On 12/12/2011 01:17 PM, John R Pierce wrote:
On 12/12/11 6:43 AM, Digimer wrote:
I handle this by setting up two servers running DRBD in active/active with a simple two-node red hat cluster managing a floating IP address. The storage network link uses a simple Active/Passive (mode=1) bond with either link go to separate switches.
DRBD with synchronous writes? doesn't that slow things down considerably? if its asychronous, recently written data will be lost on a failure.
proper storage appliances implement a shared cache between the master and standby storage controllers so that if the master fails, the standby has all data, including cached writes. as far as I know, there's no way to easily implement this with open source, its part of the secret sauce of proper redundant storage.
without this, its not safe to run a transactional database server on your storage
With synchronous writes ("protocol C" in DRBD terms), I've found minimal slow-down.
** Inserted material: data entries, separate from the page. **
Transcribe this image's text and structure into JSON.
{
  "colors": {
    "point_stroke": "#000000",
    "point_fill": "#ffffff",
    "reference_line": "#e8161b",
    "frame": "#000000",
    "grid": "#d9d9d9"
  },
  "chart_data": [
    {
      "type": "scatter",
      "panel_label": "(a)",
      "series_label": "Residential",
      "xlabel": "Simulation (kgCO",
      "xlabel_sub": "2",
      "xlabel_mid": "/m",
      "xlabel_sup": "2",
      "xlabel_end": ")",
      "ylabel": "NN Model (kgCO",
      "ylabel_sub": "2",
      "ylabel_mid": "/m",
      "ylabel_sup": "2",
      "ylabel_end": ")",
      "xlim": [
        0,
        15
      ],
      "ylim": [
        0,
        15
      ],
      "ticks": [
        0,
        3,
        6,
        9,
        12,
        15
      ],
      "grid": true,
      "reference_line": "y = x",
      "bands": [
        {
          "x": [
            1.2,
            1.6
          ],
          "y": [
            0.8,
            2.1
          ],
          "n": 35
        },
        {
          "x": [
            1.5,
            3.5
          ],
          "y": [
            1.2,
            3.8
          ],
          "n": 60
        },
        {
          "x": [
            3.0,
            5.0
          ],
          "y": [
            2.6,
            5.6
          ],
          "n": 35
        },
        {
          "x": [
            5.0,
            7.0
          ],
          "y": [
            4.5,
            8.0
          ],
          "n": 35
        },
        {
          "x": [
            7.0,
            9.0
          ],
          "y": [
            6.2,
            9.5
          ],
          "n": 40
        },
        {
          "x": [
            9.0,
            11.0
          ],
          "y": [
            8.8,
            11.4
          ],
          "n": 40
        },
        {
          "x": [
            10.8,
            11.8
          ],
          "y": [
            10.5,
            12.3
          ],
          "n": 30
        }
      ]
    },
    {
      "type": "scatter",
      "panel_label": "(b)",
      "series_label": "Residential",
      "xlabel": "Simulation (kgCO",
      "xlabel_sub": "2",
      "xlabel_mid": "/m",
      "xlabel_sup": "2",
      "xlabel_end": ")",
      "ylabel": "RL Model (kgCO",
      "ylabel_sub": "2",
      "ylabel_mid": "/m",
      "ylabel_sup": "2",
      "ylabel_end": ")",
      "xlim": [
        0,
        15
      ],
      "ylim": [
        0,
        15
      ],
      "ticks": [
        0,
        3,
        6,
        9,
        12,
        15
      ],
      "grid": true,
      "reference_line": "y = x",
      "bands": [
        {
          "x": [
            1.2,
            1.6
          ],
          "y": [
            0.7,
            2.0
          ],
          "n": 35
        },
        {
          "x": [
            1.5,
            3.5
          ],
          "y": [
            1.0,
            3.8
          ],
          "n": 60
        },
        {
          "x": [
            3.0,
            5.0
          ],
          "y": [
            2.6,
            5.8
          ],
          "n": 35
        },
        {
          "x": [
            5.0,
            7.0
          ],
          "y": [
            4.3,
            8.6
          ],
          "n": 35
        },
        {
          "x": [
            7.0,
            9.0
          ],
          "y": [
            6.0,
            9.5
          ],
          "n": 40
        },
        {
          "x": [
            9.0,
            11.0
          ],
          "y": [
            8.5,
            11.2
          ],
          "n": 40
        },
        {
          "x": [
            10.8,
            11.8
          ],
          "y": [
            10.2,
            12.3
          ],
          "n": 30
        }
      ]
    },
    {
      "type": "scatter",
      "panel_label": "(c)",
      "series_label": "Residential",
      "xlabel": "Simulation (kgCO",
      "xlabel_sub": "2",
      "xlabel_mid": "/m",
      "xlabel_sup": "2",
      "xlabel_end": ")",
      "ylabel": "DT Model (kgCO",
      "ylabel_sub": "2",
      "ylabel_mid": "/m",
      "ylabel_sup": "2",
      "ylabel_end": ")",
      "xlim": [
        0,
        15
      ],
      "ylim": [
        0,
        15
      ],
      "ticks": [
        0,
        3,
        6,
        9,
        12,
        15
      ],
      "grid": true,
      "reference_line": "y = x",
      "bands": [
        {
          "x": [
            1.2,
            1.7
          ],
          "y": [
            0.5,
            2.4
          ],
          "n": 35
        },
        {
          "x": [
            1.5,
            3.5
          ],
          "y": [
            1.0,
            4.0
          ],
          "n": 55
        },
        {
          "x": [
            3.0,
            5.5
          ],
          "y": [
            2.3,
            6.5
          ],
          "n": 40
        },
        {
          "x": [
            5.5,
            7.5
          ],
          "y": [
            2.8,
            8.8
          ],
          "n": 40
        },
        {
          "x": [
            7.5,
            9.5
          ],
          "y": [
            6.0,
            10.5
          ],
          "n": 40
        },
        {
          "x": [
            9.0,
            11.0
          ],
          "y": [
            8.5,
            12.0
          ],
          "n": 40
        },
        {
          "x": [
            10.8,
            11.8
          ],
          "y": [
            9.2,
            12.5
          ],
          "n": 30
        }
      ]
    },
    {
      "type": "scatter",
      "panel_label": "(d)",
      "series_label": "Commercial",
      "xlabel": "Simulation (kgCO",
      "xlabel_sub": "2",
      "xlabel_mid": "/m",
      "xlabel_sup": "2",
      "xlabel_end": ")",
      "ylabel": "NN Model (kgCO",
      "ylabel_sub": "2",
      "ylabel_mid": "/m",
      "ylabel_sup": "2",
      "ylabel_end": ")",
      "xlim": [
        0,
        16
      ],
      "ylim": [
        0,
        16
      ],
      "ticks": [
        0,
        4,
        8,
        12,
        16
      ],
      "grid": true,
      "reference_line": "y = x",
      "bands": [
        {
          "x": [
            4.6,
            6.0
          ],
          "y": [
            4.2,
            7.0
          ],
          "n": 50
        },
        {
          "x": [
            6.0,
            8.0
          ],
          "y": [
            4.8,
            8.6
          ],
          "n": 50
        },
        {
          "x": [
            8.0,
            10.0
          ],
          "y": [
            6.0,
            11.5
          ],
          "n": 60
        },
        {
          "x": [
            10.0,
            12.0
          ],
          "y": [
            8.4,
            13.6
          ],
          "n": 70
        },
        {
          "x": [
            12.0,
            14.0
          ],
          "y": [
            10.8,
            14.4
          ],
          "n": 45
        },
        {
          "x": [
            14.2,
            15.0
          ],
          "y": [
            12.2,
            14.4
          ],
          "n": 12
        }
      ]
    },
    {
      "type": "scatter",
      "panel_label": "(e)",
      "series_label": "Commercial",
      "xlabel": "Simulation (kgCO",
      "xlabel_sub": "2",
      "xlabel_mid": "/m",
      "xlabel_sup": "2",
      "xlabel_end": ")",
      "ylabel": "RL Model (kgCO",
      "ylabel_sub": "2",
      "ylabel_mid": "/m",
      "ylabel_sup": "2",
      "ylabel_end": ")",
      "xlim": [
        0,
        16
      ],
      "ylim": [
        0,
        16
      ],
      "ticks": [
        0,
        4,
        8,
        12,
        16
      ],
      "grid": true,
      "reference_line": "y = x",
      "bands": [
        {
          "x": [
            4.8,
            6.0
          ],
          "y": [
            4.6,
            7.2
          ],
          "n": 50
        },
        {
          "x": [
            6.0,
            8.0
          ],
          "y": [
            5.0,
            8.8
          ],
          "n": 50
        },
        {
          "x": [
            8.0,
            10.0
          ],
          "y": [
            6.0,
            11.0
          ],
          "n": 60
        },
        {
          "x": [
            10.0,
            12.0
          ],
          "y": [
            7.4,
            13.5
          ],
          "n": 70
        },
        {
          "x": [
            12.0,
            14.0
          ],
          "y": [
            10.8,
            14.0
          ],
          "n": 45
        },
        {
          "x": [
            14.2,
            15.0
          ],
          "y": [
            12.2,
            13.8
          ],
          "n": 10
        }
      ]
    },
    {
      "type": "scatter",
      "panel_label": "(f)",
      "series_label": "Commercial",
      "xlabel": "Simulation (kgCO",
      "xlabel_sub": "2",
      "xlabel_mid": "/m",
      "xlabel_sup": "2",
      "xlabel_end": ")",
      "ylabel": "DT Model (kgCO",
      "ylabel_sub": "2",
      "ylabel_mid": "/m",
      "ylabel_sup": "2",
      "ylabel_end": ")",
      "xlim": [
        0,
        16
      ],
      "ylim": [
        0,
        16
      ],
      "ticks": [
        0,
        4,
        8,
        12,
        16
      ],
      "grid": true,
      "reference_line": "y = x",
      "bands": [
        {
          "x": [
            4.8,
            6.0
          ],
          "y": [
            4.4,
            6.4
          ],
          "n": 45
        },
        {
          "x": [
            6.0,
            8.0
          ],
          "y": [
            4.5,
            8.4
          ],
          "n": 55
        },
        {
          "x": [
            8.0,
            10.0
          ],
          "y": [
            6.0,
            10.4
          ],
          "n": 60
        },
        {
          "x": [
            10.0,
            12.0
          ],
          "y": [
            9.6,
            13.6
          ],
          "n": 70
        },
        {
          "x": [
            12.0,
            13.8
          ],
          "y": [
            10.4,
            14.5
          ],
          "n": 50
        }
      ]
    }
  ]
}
With a little tuning and fast enough networking, it's quite small, given the HA win. Given this, there is no loss in data, even if a node fails mid-write as the caller never gets ack and knows to retry.
Shared cache is, I think, a single-point-of-failure. I'll make no arguments towards transactional DB use and I am not a DBA, but I can restate that a write is not acknowledged until it's been committed to both nodes in DRBD, making it very robust with minimal performance hit.